🤖 AI Summary
This work addresses the challenge that Reed–Solomon codes, under coordinate permutations and subjected to insertion-deletion (insdel) errors, require an exponentially large alphabet to approach the half-Singleton bound. The authors investigate the insdel error-correcting capability of random Reed–Solomon codes in this setting and demonstrate, for the first time, that the alphabet size can be reduced to polynomial in the block length \(n\)—specifically \(n^{O(1)}\)—at the cost of only an \(\varepsilon n\) loss in performance. With high probability, such codes robustly correct up to \((1 - \varepsilon)n - 2k + 1\) insdel errors. Furthermore, for two-dimensional explicit constructions, they design a decoder operating over an alphabet of size \(O(n^3)\) with average-case linear decoding time \(O(n)\). Key contributions include an existence proof under polynomial alphabet size, a lower bound analysis on alphabet requirements, and an efficient decoding algorithm.
📝 Abstract
We study Reed--Solomon codes against adversarial coordinate permutations followed by insertion-deletion (insdel) errors. It was previously shown by Con (2025) that Reed--Solomon codes can attain the exact half-Singleton bound in this setting, but only over exponentially large alphabets. We prove that, by allowing an additive $εn$ gap from this bound, the alphabet size can be reduced to polynomial. More precisely, for fixed constants $R,ε\in(0,1)$ satisfying $2R+ε<1$ and $k=Rn$, a random Reed--Solomon code of length $n$ and dimension $k$ over an alphabet of size $n^{O_{R,ε}(1)}$ is, with high probability, robust against arbitrary coordinate permutations followed by up to $(1-ε)n-2k+1$ insdel errors.

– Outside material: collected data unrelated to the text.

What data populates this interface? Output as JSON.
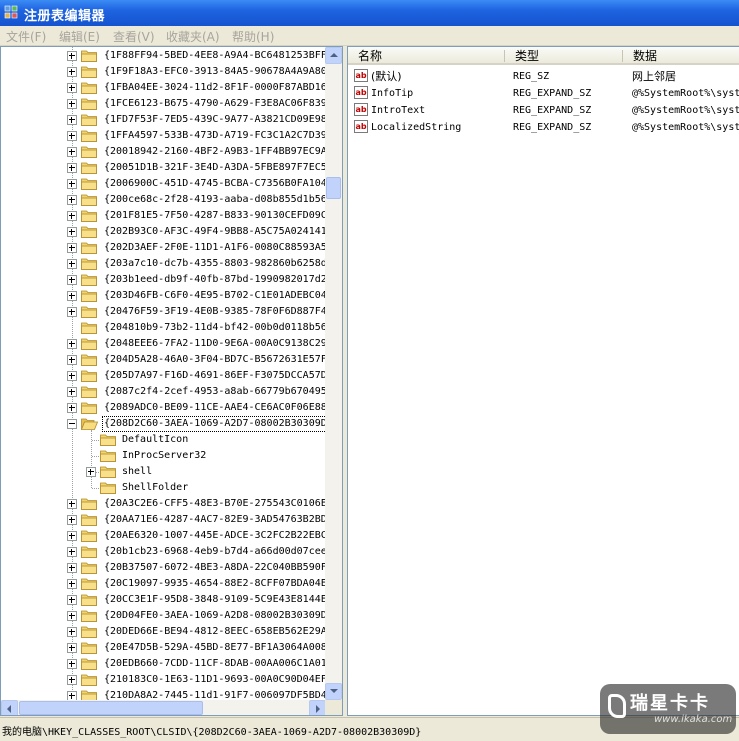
{
  "window": {
    "title": "注册表编辑器"
  },
  "menu": [
    "文件(F)",
    "编辑(E)",
    "查看(V)",
    "收藏夹(A)",
    "帮助(H)"
  ],
  "tree": {
    "above": [
      {
        "label": "{1F88FF94-5BED-4EE8-A9A4-BC6481253BFF",
        "expandable": true
      },
      {
        "label": "{1F9F18A3-EFC0-3913-84A5-90678A4A9A80",
        "expandable": true
      },
      {
        "label": "{1FBA04EE-3024-11d2-8F1F-0000F87ABD16",
        "expandable": true
      },
      {
        "label": "{1FCE6123-B675-4790-A629-F3E8AC06F839",
        "expandable": true
      },
      {
        "label": "{1FD7F53F-7ED5-439C-9A77-A3821CD09E98",
        "expandable": true
      },
      {
        "label": "{1FFA4597-533B-473D-A719-FC3C1A2C7D39",
        "expandable": true
      },
      {
        "label": "{20018942-2160-4BF2-A9B3-1FF4BB97EC9A",
        "expandable": true
      },
      {
        "label": "{20051D1B-321F-3E4D-A3DA-5FBE897F7EC5",
        "expandable": true
      },
      {
        "label": "{2006900C-451D-4745-BCBA-C7356B0FA104",
        "expandable": true
      },
      {
        "label": "{200ce68c-2f28-4193-aaba-d08b855d1b56",
        "expandable": true
      },
      {
        "label": "{201F81E5-7F50-4287-B833-90130CEFD09C",
        "expandable": true
      },
      {
        "label": "{202B93C0-AF3C-49F4-9BB8-A5C75A024141",
        "expandable": true
      },
      {
        "label": "{202D3AEF-2F0E-11D1-A1F6-0080C88593A5",
        "expandable": true
      },
      {
        "label": "{203a7c10-dc7b-4355-8803-982860b6258d",
        "expandable": true
      },
      {
        "label": "{203b1eed-db9f-40fb-87bd-1990982017d2",
        "expandable": true
      },
      {
        "label": "{203D46FB-C6F0-4E95-B702-C1E01ADEBC04",
        "expandable": true
      },
      {
        "label": "{20476F59-3F19-4E0B-9385-78F0F6D887F4",
        "expandable": true
      },
      {
        "label": "{204810b9-73b2-11d4-bf42-00b0d0118b56",
        "expandable": false
      },
      {
        "label": "{2048EEE6-7FA2-11D0-9E6A-00A0C9138C29",
        "expandable": true
      },
      {
        "label": "{204D5A28-46A0-3F04-BD7C-B5672631E57F",
        "expandable": true
      },
      {
        "label": "{205D7A97-F16D-4691-86EF-F3075DCCA57D",
        "expandable": true
      },
      {
        "label": "{2087c2f4-2cef-4953-a8ab-66779b670495",
        "expandable": true
      },
      {
        "label": "{2089ADC0-BE09-11CE-AAE4-CE6AC0F06E88",
        "expandable": true
      }
    ],
    "selected": {
      "label": "{208D2C60-3AEA-1069-A2D7-08002B30309D}"
    },
    "children": [
      {
        "label": "DefaultIcon",
        "expandable": false
      },
      {
        "label": "InProcServer32",
        "expandable": false
      },
      {
        "label": "shell",
        "expandable": true
      },
      {
        "label": "ShellFolder",
        "expandable": false
      }
    ],
    "below": [
      {
        "label": "{20A3C2E6-CFF5-48E3-B70E-275543C0106E",
        "expandable": true
      },
      {
        "label": "{20AA71E6-4287-4AC7-82E9-3AD54763B2BD",
        "expandable": true
      },
      {
        "label": "{20AE6320-1007-445E-ADCE-3C2FC2B22EBC",
        "expandable": true
      },
      {
        "label": "{20b1cb23-6968-4eb9-b7d4-a66d00d07cee",
        "expandable": true
      },
      {
        "label": "{20B37507-6072-4BE3-A8DA-22C040BB590F",
        "expandable": true
      },
      {
        "label": "{20C19097-9935-4654-88E2-8CFF07BDA04E",
        "expandable": true
      },
      {
        "label": "{20CC3E1F-95D8-3848-9109-5C9E43E8144E",
        "expandable": true
      },
      {
        "label": "{20D04FE0-3AEA-1069-A2D8-08002B30309D",
        "expandable": true
      },
      {
        "label": "{20DED66E-BE94-4812-8EEC-658EB562E29A",
        "expandable": true
      },
      {
        "label": "{20E47D5B-529A-45BD-8E77-BF1A3064A008",
        "expandable": true
      },
      {
        "label": "{20EDB660-7CDD-11CF-8DAB-00AA006C1A01",
        "expandable": true
      },
      {
        "label": "{210183C0-1E63-11D1-9693-00A0C90D04EF",
        "expandable": true
      },
      {
        "label": "{210DA8A2-7445-11d1-91F7-006097DF5BD4",
        "expandable": true
      }
    ]
  },
  "values": {
    "columns": [
      "名称",
      "类型",
      "数据"
    ],
    "rows": [
      {
        "name": "(默认)",
        "type": "REG_SZ",
        "data": "网上邻居"
      },
      {
        "name": "InfoTip",
        "type": "REG_EXPAND_SZ",
        "data": "@%SystemRoot%\\syst"
      },
      {
        "name": "IntroText",
        "type": "REG_EXPAND_SZ",
        "data": "@%SystemRoot%\\syst"
      },
      {
        "name": "LocalizedString",
        "type": "REG_EXPAND_SZ",
        "data": "@%SystemRoot%\\syst"
      }
    ]
  },
  "status": {
    "path": "我的电脑\\HKEY_CLASSES_ROOT\\CLSID\\{208D2C60-3AEA-1069-A2D7-08002B30309D}"
  },
  "watermark": {
    "title": "瑞星卡卡",
    "url": "www.ikaka.com"
  },
  "colors": {
    "title_bar": "#1e63e0",
    "folder": "#f4d36b",
    "selection_border": "#000000"
  },
  "icons": {
    "folder": "folder-icon",
    "string_value": "string-value-icon",
    "app": "regedit-icon"
  }
}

We also prove a complementary alphabet-size lower bound, showing that positive-rate codes, which are robust against linearly many insdel errors in the permutation-insdel setting, require a polynomially superlinear alphabet.
Finally, for the explicit two-dimensional Reed--Solomon codes constructed by Con et al. (2024) over alphabet size $O(n^3)$, we give an average $O(n)$-time decoder against arbitrary coordinate permutations followed by $n-3$ insdel errors. Previously, an $O(n)$-time decoder for this code was known only for the deletion setting.